Name: TVT
Rating: 5 (116 reviews)
Author: Joyies

전이 VAE 학습을 통한 미세구조 보존 실제 이미지 초해상화

🚩 ICCV2025 채택

¹홍콩 폴리텍대학교, ²OPPO 연구소

⏰ 업데이트

2025.7.29: 논문이 ArXiv에 공개되었습니다.
2025.7.28: 학습 코드와 테스트 코드가 공개되었습니다.
2025.7.24: 저장소가 공개되었습니다.

:star: TVT가 여러분의 이미지나 프로젝트에 도움이 된다면, 이 저장소에 별을 눌러주세요. 감사합니다! :hugs:

할 일

[x] 추론용 코드 공개.
[x] 학습 코드 업데이트.
[ ] fp16 VAED4.

⚙ 의존성 및 설치

## git clone this repository
git clone https://github.com/Joyies/TVT.git
cd TVT
create an environment
conda create -n TVT python=3.10
conda activate TVT
pip install --upgrade pip
pip install -r requirements.txt

🏂 빠른 추론

실제 이미지 초해상도

#### 1단계: 사전 학습된 모델 다운로드

사전 학습된 SD-2.1-base 모델을 에서 다운로드합니다.
모델 가중치(VAED4, TVT 모델, TVTUNet, DAPE, 그리고 RAM)를 에서 다운로드하여 ckp/에 넣습니다.

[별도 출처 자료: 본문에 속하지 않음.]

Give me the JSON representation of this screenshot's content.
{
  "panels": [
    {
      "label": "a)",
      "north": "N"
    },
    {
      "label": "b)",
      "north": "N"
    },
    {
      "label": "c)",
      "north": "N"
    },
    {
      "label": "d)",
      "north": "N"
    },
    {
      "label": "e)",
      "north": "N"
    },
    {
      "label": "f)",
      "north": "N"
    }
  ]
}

#### 2단계: 테스트 데이터 준비 및 테스트 명령 실행 입력 경로(input_path)와 출력 경로(output_path)를 수정하여 테스트 명령을 실행할 수 있습니다. 입력 경로는 테스트 이미지 경로이고 출력 경로는 출력 이미지가 저장될 경로입니다.

python TVT/inferences/inference.py \
--input_image input_path \
--output_dir output_path \
--pretrained_path ckp/model_TVT.pkl \
--pretrained_model_name_or_path stabilityai/stable-diffusion-2-1-base \
--pretrained_unet_path ckp/TVTUNet \
--vae4d_path ckp/vae.ckpt \
--ram_ft_path ckp/DAPE.pth \
--negprompt 'dotted, noise, blur, lowres, smooth' \
--prompt 'clean, high-resolution, 8k' \
--upscale 4 \
--time_step 1

bash scripts/test/test_realsr.sh

또한 추론 시 GPU 메모리를 절약하기 위한 타일 코드를 제공합니다. 실행 명령어를 실행하고 장치의 VRAM에 따라 타일 크기와 스트라이드를 변경할 수 있습니다.

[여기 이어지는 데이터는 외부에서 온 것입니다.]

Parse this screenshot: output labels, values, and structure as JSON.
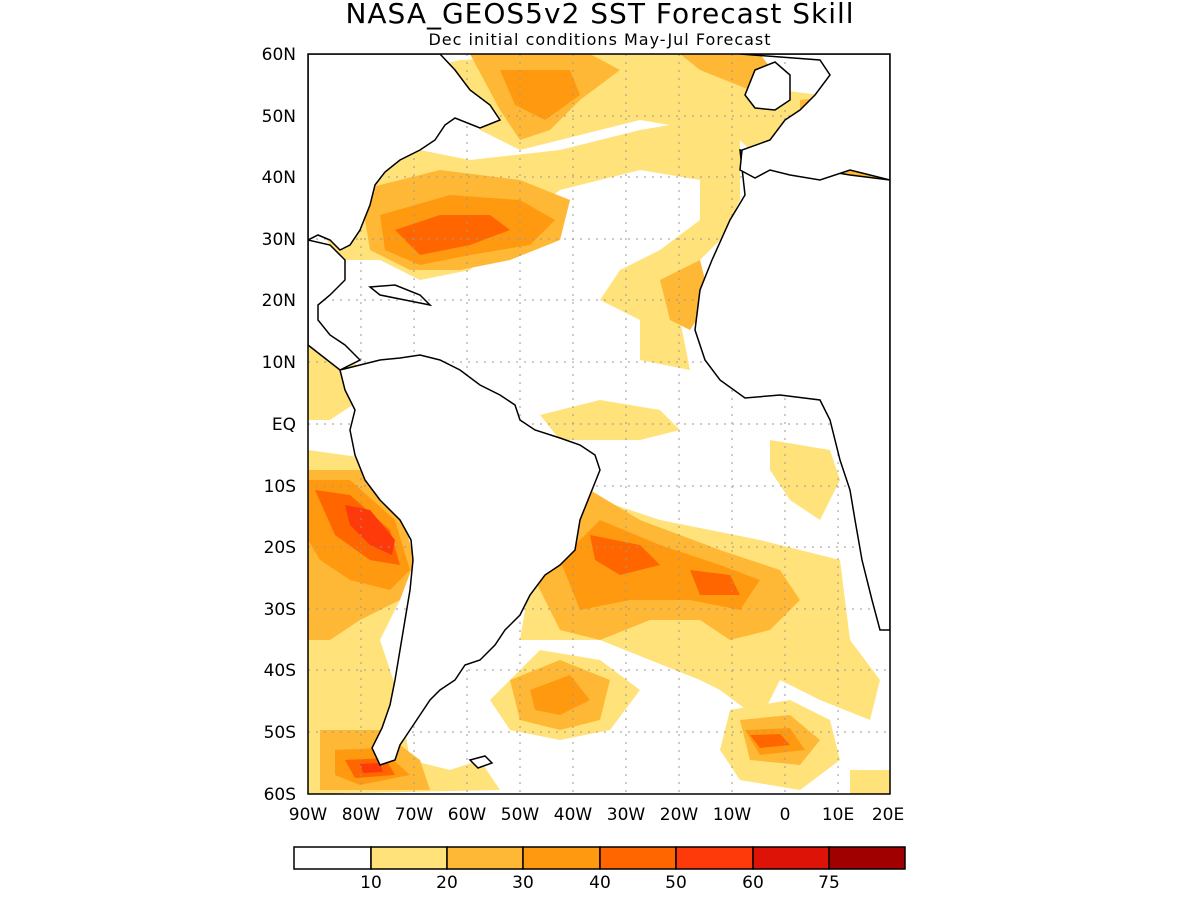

python TVT/inferences/inference_tile.py \
--input_image input_path \
--output_dir output_path \
--pretrained_path ckp/model_TVT.pkl \
--pretrained_model_name_or_path stabilityai/stable-diffusion-2-1-base \
--pretrained_unet_path ckp/TVTUNet \
--vae4d_path ckp/vae.ckpt \
--ram_ft_path ckp/DAPE.pth \
--negprompt 'dotted, noise, blur, lowres, smooth' \
--prompt 'clean, high-resolution, 8k' \
--upscale 4 \
--time_step 1 \
--tiled_size 96 \
--tiled_overlap 32

🚄 학습 단계

OpenImage 데이터셋과 LSDIR 데이터셋으로 VAED4 학습

#### Step1: 학습 데이터 준비 OpenImage 데이터셋과 LSIDR 데이터셋을 다운로드합니다. LSDIR 데이터셋의 각 이미지에 대해, 스트라이드 64 픽셀의 슬라이딩 윈도우를 사용해 여러 개의 512×512 이미지 패치를 자릅니다;

#### Step2: VAED4 학습 VAED4 학습에는 LDM 코드를 사용합니다.

Real-ISR 데이터셋으로 TVTSR 학습

#### Step1: 학습 데이터 준비

LSIDR 데이터셋과 처음 1만 장의 FFHQ 데이터셋을 다운로드합니다. 이후 학습 데이터셋에 대해 데이터 증강을 수행합니다. 구체적으로, LSDIR 데이터셋의 각 이미지에 대해 스트라이드 64 픽셀의 슬라이딩 윈도우로 여러 개의 512×512 이미지 패치를 자르고; FFHQ 데이터셋의 경우 모든 이미지를 512×512로 직접 리사이즈합니다.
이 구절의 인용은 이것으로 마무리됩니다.